It's been nearly six weeks since my ms went winging off to the agent, fueled by a combustible mix of hope, dread, and relief, and slightly more than a month since I started blogging here to take my mind off the inevitable fretting. The old map trick mentioned in a previous blog, shamelessly employed again, seems to have done the trick, in that the agent responded immediately-vowing that he hopes to get back to me on the book "shortly."
How long "shortly" is in real time, I don't know. Maybe he hasn't actually started reading the book yet, which I hope is a good sign. Whereas, if he's started the book, but isn't sufficiently riveted enough to make time to finish it, that's a bad sign. (Don't we all hope our books will be devoured in one irresistible gulp?) In these perilous times, it must be a good sign that the agent is so busy reading (and hopefully selling) manuscripts, but is it a bad sign that he didn't respond within hours of my submission with extravagant praise and a contract? Can no news be good news in this case?
This is the point in the process when a writer starts to get in touch with her inner voudon priestess.

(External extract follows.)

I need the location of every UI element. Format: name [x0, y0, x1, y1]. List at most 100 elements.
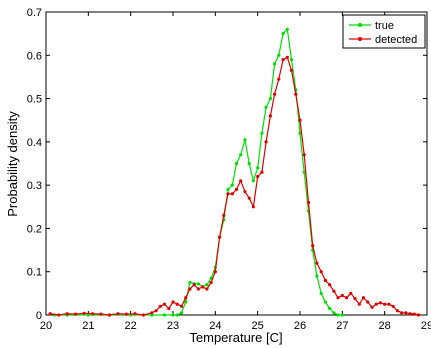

Signs must be interpreted, superstitions obeyed, maybe a little associative magic called into play. That bottle of Moet I bought months (and a few previous drafts) ago, in hopes of having something to celebrate, that's now gathering dust on the bedroom dresser: if I pop it into the refrigerator to chill, is it an act of confidence, a bold visualization of success that will realign the cosmos in my favor? Or would it be the last straw of hubris that will wreck my juju, and earn me a swift rejection? Is it better to be prepared with a B-list of alternate agents in case this one doesn't pan out, or is it bad karma to even consider such a thing?
In the other world I live in, as a movie critic, we call this a cliffhanger. Stay turned for the next thrilling episode.